Waveguide Height
Understanding Waveguide Height
When an engineer looks at a standard WR-90 waveguide, they see an internal width ($a$) of 0.900 inches and an internal height ($b$) of 0.450 inches. This 2:1 aspect ratio ($a = 2b$) is the global industry standard. However, understanding exactly why the height is 0.450 inches is critical for high-power system design.
Voltage Breakdown and Peak Power
In the dominant $TE_{10}$ mode, the electric field (E-field) lines stretch vertically, connecting the bottom broad wall to the top broad wall. The highest intensity of this field is exactly in the center of the waveguide.
- The peak power handling of the waveguide is defined by the dielectric strength of the air inside it (roughly $3 \times 10^6$ Volts per meter).
- If you push too much power, the voltage between the top and bottom walls exceeds this limit. The air ionizes, a massive plasma arc forms, and the transmitter is destroyed.
- The math is brutal: Power handling scales with the square of the height ($P_{max} \propto b^2$).
If you take a standard waveguide and shrink the height by 50% (creating a half-height waveguide), you bring the top and bottom walls twice as close together. The peak electric field intensity doubles, and the maximum power handling capacity plummets by a massive 75%.
Characteristic Impedance
| Waveguide Geometry | Impact on Impedance ($Z_0$) | Primary Application |
|---|---|---|
| Standard Height ($a = 2b$) | Moderate impedance (typically $300\Omega - 400\Omega$ in the center of the band). | The industry standard. Offers the best compromise between high power handling, low insertion loss, and single-mode bandwidth. |
| Reduced Height ($a > 2b$) | Impedance drops linearly with height ($Z_0 \propto b/a$).
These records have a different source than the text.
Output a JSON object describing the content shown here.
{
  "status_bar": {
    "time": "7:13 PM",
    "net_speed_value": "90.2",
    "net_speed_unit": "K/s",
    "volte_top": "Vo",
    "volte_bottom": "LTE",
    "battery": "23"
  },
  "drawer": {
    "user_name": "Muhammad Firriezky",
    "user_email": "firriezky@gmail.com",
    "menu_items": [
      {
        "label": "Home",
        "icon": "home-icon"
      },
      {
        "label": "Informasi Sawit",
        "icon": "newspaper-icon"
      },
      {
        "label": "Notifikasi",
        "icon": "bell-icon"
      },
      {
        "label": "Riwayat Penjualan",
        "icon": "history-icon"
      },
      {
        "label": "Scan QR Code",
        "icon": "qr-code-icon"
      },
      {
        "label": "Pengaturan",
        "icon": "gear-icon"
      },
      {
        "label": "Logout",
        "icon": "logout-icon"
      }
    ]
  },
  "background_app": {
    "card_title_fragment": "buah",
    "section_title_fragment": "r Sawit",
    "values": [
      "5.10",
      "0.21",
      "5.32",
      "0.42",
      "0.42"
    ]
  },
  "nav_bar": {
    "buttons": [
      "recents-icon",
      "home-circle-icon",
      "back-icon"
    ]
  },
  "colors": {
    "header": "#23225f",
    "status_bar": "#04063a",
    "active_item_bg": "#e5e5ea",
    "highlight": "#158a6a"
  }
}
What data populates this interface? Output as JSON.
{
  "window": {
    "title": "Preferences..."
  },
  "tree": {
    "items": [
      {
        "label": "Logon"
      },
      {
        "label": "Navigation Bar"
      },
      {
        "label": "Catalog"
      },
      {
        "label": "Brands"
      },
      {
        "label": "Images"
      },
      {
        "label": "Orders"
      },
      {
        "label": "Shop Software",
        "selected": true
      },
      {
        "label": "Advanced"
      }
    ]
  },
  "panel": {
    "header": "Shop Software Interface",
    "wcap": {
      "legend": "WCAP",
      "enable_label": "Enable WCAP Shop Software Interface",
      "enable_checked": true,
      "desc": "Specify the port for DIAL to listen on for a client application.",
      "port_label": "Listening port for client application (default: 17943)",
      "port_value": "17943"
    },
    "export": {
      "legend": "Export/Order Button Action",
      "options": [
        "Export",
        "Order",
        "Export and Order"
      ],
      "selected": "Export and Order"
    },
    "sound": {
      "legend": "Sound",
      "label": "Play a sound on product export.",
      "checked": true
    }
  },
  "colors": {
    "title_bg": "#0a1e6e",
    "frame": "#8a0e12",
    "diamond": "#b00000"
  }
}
A "quarter-height" waveguide can drop the impedance down to $50\Omega$ or $10\Omega$. | Used extensively for matching the extremely low output impedance of solid-state active devices (GaN transistors or Gunn diodes) to the waveguide without complex matching networks. |
| Tall Height ($a < 2b$) | Massive increase in impedance. | Used specifically to push the broad walls further apart, drastically reducing the electric field density to allow for extreme Megawatt power transmission without dielectric breakdown. |
Key Equations
a = broad wall width
b = narrow wall height (b ≈ a/2)
TE10 cutoff:
fc = c/(2a)
Power handling:
Pmax = ab×Ebd²/(4Z0) watts
Ebd ≈ 30 kV/cm (air)
Frequently Asked Questions
Does changing the height change the cutoff frequency?
For the fundamental $TE_{10}$ mode, no. The cutoff frequency is entirely dictated by the width ($a$). You can squash a waveguide down until the top and bottom walls are almost touching, and the $TE_{10}$ cutoff frequency will remain exactly the same.
Why don't we use 1:1 square waveguides for higher power?
While making the waveguide taller ($a=b$) does push the walls further apart and increase peak power handling, a square waveguide supports degenerate modes. The $TE_{01}$ mode will share the exact same cutoff frequency as the $TE_{10}$ mode. Any slight imperfection in the pipe will cause the energy to randomly scatter between vertical and horizontal polarization.
How does height affect conductor loss?
A shorter waveguide has higher insertion loss ($\alpha_c$). As you bring the top and bottom walls closer together, you force the same amount of RF surface current into a smaller physical area on the broad walls. This increases the current density, which drastically increases the $I^2R$ ohmic heating losses.